Marie Hazard Solo 2020

Marie Hazard Solo Show Copenhagen 2020

Opening Friday October 16Th. 2020 – From 4-7 PM

EXHIBITION | TEXT | SINGLE | EXTRA

« ON HOLD » Marie Hazard – Sunday-s Copenhagen October 16th, 2020
NOIR SUR
 NOIR SUR 
 BLANC 
 BLANC SUR 
 BLANC SUR

NOIR
BLACK ON BLACK ON WHITE WHITE ON WHITE ON BLACK
Un peu de nuit Les cils d’un pinceau Nuit lacrymale D’un noir pur

Un peu de nuit S’écoule sur un rectangle ivoire S’écoule
Et se déploie

Nuit végétale Fluide et volubile

Un peu de nuit Trace des signes

Sur le grain du silence Comme une rosée noire Sur le sable du désert

Et le silence vibre Il se fait mélancolie

Et le désert ondoie
Il se fait houle
Et chatoiement frémissant de lumière Miroir du ciel frisson d’immensité

Un peu de nuit Brille sur une feuille

Dans les lettres – sinueuses étoiles – Couvre un feu noir
Limpide

Couleur de l’invisible, Sylvain Germain

It all started here, in my studio on the sixth floor, during the lockdown in Paris.

I was alone, at a time where other people were likely to be as well. My days followed the same rhythm: I spent my time weaving with paper, polyester and linen threads. Monochrome weavings appeared on my loom: black, white, grey and blue, which I would then cut up and stitch back together. I didn’t have a lot of yarn and the shops were closed, but luckily I had kept the offcuts from my old weavings and could reuse them to create new ones. The scraps went through the washing machine and came out to make a new weft in contact with the water. The washing machine became my second weaving loom.

When I would go downstairs to my flat (in the same building as my studio), I would draw my preparatory sketches, stretch the threads from the polyester spools which I heated with an iron and then mixed them together, cutting and sewing them. My Singer was always on.
Never before had I pushed the “limits” of the yarn to such an extent. I did so with what I had at hand. I love this idea – it’s amazing how much you can do with so little in the same space.

The atmosphere was peaceful, tender. I was with my weavings. Outside it was quiet. Where was the noise of the world, the noise of the city? Sometimes I felt a tension in the city; I would hear the sirens of ambulances, but then the panic subsided and everything fell again into silence. I found this contrast between the savage and the urban overwhelming. We were living between the silence and the noise, between patience and urgency. At the beginning, I wanted to retranscribe this opposition from a social and political perspective, by using the international press media to highlight my point of view as an artist living in this chaotic atmosphere. Especially I wanted to denounce the inequalities that had become even more glaring in this situation and to do this I had gathered various articles, texts and photographs.

For me, this was a return to the hustle and bustle of the world, to my Parisian daily life, to what I know and what reassures me alongside my thirst for discovery.

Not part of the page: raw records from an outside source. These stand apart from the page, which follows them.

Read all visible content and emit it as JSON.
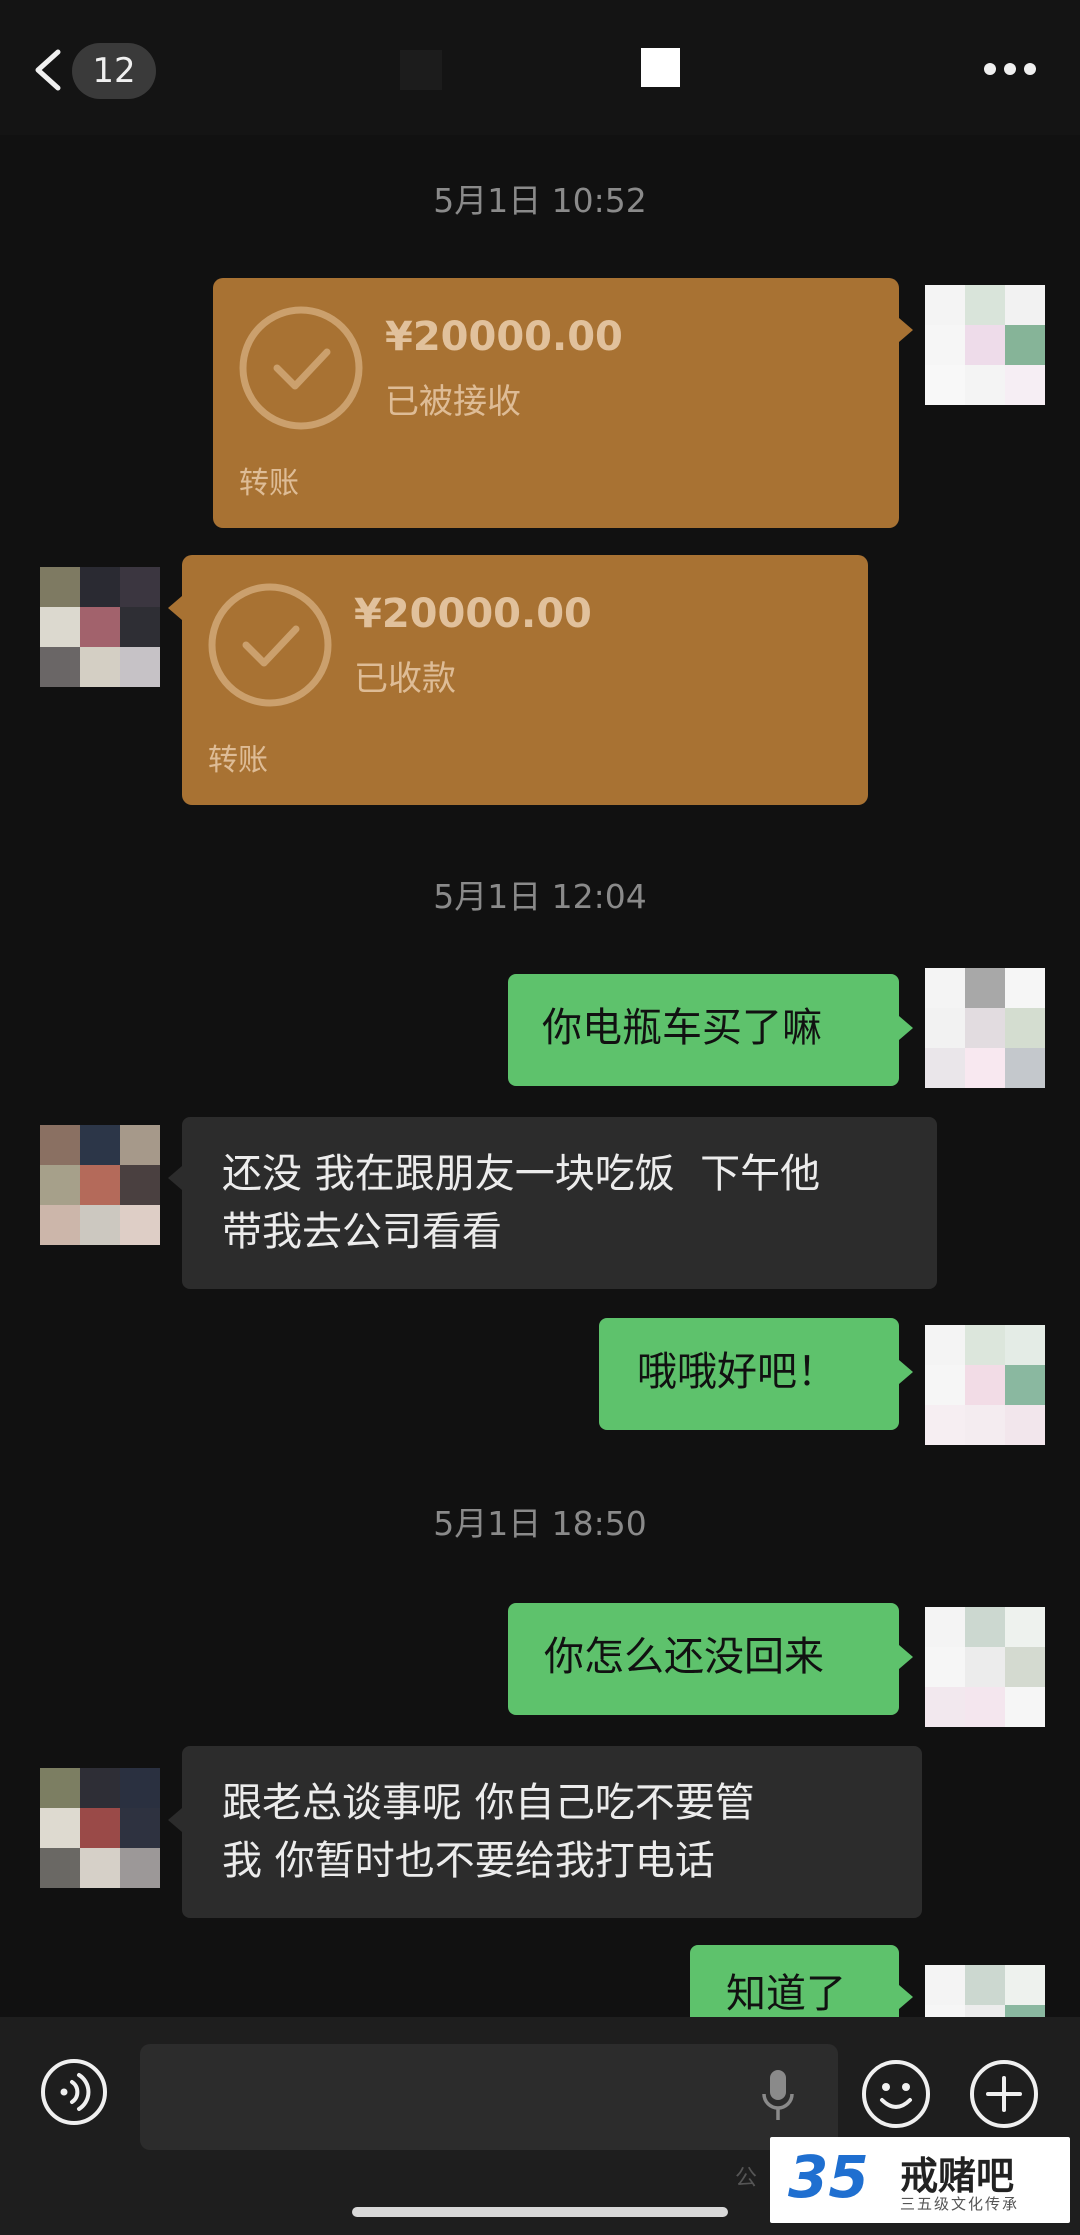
{
  "header": {
    "unread_count": "12"
  },
  "messages": {
    "time1": "5月1日 10:52",
    "transfer_sent": {
      "amount": "¥20000.00",
      "status": "已被接收",
      "label": "转账"
    },
    "transfer_received": {
      "amount": "¥20000.00",
      "status": "已收款",
      "label": "转账"
    },
    "time2": "5月1日 12:04",
    "msg1": "你电瓶车买了嘛",
    "msg2_line1": "还没 我在跟朋友一块吃饭  下午他",
    "msg2_line2": "带我去公司看看",
    "msg3": "哦哦好吧！",
    "time3": "5月1日 18:50",
    "msg4": "你怎么还没回来",
    "msg5_line1": "跟老总谈事呢 你自己吃不要管",
    "msg5_line2": "我 你暂时也不要给我打电话",
    "msg6": "知道了"
  },
  "input": {
    "placeholder": ""
  },
  "watermark": {
    "number": "35",
    "title": "戒赌吧",
    "subtitle": "三五级文化传承",
    "left_text": "公"
  },
  "colors": {
    "green_bubble": "#5ec26c",
    "transfer_orange": "#a87233",
    "background": "#111111"
  }
}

I like duality and contrast. I am fond of what disturbs, what is not said but remains present. By weaving in Black and White, making works from the same corpus but each of them different, I had found a means of expression to illustrate this idea.
Yes, Black and White form the perfect couple of opposites, which translates, without intellectualizing it, my desire for duality that reflects the present time. These are the hues of the invisible.

Black is born in light and White inhabits space through shadow, matter and surface. One can never exist without the other.
“In ancient cultures, there were matte blacks, shiny, light, deep, hard, tender blacks, blacks tending towards grey, brown and even blue. There were whites too (without which the black would be too sad), matte whites, neutral and luminous whites”. Noir – Histoire d’une couleur, Michel Pastoureau, 2008, Paris: Edition du Seuil.

In no time, Black and White flowed onto my canvas. Screen printing helped me retranscribe my collages with material on the surfaces. The canvas was covered with thick oily ink. Some parts are more printed over than others: from matte noir to a concrete grey. When I print, I leave a lot to chance. The tones vary and suggest a new motif, a new weft. Large stripes of ink appear alongside light grid-like structures. I wanted to find a balance, to create a graphic game never before seen in my work.

Digital printing follows upon and completes the screen printing. For example, some of my weavings are printed in blue. I chose this colour because, while close to black, it adds nuance to my corpus. Its depth gives a certain dynamic to the white canvases. They come alive.

Working on the contrasts, choosing duality, weaving opposing materials, printing the contrasts – all these actions encourage one not to choose one information over another but instead select all of the existing things. I do not have a specific subject I would cover. It is like inserting a USB key into my computer and discovering a whole bunch of unsuspected data – from precious things to rubbish.